Using the miRNA expression data from the same samples examined in this analysis, we identified 12 circQTL-circRNA-miRNA-trans-eGene-ASD diagnosis propagation paths (Fig. 5b), wherein the circRNA-trans-eGene axes may act as causal mediators for the circQTL-ASD diagnosis associations (passing CIT and MPT) and the miRNAs may act as mediators for the circRNA-trans-eGene associations (passing the partial correlation test). One of the 12 axes (circHOMER1a-miR-641-MBNL3) involved a psychiatric disease-associated circRNA (circHOMER1a), which was previously reported to be important in regulating synaptic gene expression and cognitive flexibility [42]. Spearman’s correlation analysis (Fig. 6a) and the subsequent validations (Fig. 6b–g) showed positive correlations between the expression levels of circHOMER1a, miR-641, and MBNL3 and the mediation effect of miR-641 on the circHOMER1a-miR-641-MBNL3 association. Such a correlation pattern is similar to the previously validated interactions between circCSNK1G3, miR-181b/d, and CDK1/CDC25A in PC-3 cells [44]. While the best understood regulatory role of circRNAs in miRNA activities is miRNA sponges [15, 16], these results support the miRNA stabilization mechanism for circRNAs [16, 44, 45]. Of note, MBNL3 is known as a splicing factor, which can regulate numerous alternative polyadenylation events [46]; meanwhile, dysregulation of alternative polyadenylation was suggested to contribute to the pathology of ASD [47]. The functional interaction of this propagation path and the corresponding mechanism underlying ASD are worthy of further investigations.
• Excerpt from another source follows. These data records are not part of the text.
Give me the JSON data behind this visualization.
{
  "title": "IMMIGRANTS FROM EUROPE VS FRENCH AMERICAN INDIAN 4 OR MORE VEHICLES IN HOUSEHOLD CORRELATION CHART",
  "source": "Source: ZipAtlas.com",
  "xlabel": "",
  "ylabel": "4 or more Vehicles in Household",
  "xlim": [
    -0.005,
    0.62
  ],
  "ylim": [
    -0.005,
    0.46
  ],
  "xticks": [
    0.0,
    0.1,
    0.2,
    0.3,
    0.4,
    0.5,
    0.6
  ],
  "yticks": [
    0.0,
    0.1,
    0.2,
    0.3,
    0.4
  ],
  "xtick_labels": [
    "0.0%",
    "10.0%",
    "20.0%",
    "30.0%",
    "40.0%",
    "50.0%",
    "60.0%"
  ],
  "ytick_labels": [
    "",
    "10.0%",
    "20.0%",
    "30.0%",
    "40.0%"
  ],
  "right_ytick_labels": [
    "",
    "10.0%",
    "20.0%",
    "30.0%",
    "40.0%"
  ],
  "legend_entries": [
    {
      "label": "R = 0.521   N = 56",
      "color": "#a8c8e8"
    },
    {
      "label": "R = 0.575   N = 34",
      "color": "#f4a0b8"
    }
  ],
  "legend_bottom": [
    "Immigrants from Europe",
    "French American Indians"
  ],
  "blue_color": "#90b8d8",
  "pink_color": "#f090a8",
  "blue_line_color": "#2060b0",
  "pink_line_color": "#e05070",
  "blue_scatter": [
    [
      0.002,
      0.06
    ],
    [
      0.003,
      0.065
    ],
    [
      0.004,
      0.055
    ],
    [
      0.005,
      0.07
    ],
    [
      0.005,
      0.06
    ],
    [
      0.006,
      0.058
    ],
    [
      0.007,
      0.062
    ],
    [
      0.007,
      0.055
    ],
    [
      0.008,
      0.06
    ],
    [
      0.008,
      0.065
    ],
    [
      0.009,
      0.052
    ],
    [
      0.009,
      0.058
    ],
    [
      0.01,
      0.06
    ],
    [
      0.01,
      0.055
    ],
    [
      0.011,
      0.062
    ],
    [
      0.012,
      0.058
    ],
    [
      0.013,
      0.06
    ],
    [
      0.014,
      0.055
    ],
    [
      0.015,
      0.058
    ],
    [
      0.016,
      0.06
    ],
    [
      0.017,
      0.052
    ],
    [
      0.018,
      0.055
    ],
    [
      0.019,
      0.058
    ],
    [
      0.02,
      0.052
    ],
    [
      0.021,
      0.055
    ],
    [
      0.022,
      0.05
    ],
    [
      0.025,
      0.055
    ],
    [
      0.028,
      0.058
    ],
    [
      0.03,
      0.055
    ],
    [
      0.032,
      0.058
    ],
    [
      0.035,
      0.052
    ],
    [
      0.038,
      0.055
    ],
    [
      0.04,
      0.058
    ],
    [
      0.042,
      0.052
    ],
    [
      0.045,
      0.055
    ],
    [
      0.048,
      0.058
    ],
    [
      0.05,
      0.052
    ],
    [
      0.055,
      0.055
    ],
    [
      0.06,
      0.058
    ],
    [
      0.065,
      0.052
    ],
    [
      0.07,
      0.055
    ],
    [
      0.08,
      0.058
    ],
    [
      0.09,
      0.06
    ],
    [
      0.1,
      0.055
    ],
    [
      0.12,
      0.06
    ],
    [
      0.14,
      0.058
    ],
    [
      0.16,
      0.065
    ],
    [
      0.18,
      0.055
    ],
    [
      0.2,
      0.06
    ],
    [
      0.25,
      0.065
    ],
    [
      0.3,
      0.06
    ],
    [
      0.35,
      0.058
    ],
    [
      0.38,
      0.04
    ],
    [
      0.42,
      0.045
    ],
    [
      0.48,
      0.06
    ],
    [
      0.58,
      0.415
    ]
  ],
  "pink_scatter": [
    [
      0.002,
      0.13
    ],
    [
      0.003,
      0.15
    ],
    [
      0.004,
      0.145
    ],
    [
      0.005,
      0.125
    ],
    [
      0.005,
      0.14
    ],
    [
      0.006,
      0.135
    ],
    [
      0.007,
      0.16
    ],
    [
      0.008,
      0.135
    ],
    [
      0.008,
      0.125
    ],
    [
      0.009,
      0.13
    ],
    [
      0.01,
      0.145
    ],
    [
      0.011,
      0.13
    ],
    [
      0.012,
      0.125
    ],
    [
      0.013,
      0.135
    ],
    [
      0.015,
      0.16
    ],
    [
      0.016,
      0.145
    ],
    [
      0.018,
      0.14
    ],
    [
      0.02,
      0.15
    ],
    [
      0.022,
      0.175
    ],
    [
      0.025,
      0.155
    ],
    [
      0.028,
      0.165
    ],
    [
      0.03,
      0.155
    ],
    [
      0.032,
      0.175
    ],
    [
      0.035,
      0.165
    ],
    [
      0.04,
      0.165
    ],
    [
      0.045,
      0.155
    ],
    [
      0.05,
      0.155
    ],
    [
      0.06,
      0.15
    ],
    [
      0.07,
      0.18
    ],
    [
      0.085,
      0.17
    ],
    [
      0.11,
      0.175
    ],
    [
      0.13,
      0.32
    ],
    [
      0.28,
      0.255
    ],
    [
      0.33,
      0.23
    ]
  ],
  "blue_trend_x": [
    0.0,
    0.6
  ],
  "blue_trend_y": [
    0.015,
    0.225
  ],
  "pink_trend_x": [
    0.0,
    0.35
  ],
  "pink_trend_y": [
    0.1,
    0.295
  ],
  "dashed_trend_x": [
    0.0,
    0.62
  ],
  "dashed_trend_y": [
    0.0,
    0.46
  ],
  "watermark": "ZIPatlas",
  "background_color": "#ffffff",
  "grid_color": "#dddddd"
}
According to a large brain sample size of both RNA-seq data and the corresponding genotype data from ASD cases and controls, this study is the first report, to the best of our knowledge, for systematically investigating trans-genetic effects of circQTLs and inferring the corresponding causal relations in diseases. Our replication analysis in SCZ samples also supports the potential of the provided framework for future investigation of eQTL-trait relations in other complex diseases. Integration of the relevance of the individual internal modules (circQTLs, circRNAs, and trans-eGenes) of the identified axes to ASD (or SCZ) provides a helpful dataset for further investigating the cryptic regulatory mechanisms underlying these neuropsychiatric diseases (Supplementary Fig. 4). Future studies with larger patient cohorts, including genome-wide transcriptomic and genomic sequencing data, will allow for more precise causal relationships between genetic variants and transcriptional expression changes in the examined disorders.